21.08.2009 | 10:40 Uhr |

Steve Jobs soll Palm ein Abkommen angeboten haben, dass man gegenseitig keine Angestellten abwerben solle. Palm hielt dies für illegal und lehnte ab. Mit Google soll Apple womöglich ein solches Abkommen haben - das Jusizministerium ermittelt.

Palm Pre vs IPhone
Vergrößern Palm Pre vs IPhone

Apple und Google sollen ein Abkommen geschlossen haben , das den beiden Firmen verbietet, beim jeweils anderen Personal anzuwerben. Eine solche Vereinbarung wäre jedoch wahrscheinlich illegal und Wasser auf die Mühlen der Fair Trade Comission (FTC), die derzeit die engen Verbindungen von Apple und Google auf Wettbewerbswidrigkeit hin untersucht .

Wie der Wirtschaftsnachrichtendienst Bloomberg berichtet, soll Apple schon vor zwei Jahren dem Konkurrenten Palm einen ähnlichen Vorschlag unterbreitet haben. Der damalige Palm-CEO Ed Colligan lehnte jedoch strikt ab. In einer E-Mail an Jobs, die Bloomberg vorliegt, schreibt Colligan, der Vorschlag, keine Mitarbeiter des jeweils anderen ungeachtet der Wünsche der Angestellten, einzustellen, sei nicht nur falsch, sondern "wahrscheinlich illegal".

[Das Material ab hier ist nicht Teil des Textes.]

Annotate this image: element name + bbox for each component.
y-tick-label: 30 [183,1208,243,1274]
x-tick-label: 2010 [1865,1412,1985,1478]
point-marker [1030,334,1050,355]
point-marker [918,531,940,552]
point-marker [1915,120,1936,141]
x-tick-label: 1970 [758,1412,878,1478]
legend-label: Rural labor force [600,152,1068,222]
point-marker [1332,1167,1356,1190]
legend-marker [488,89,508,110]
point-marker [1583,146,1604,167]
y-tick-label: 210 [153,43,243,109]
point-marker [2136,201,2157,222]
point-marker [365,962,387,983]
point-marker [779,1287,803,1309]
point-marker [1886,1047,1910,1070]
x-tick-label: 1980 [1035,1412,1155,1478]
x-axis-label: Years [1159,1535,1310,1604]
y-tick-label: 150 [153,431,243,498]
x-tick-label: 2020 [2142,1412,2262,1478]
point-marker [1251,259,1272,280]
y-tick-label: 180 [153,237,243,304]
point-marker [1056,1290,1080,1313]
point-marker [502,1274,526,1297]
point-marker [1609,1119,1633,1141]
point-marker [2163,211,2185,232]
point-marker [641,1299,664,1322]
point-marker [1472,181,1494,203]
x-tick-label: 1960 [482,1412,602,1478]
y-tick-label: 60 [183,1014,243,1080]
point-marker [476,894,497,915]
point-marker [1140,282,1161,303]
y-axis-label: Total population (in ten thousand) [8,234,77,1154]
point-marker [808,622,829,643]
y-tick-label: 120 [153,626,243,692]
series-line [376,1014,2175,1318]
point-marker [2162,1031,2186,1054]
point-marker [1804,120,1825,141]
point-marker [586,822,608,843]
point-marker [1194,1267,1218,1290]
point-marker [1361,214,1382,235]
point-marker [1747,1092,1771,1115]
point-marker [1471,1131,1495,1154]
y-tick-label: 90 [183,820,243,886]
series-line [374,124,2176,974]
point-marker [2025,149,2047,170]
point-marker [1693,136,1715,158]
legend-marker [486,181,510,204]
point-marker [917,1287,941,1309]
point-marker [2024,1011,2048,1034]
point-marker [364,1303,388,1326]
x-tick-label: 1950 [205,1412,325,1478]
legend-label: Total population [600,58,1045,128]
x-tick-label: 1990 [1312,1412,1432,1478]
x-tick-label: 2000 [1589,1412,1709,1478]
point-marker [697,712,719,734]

Auslöser für Jobs Vorschlag, dessen Details aus der vorliegenden Korrespondenz nicht hervorgingen, mag der Wechsel von Jon Rubinstein zu Palm gewesen sein. Rubinstein sollte ursprünglich nur bei der Entwicklung des Smartphone-Betriebssystems WebOS helfen, mittlerweile ist er CEO des Unternehmens. Appel fürchtete wohl, Rubinstein könne weitere Ingenieure von Apple abwerben und zu Palm mitnehmen.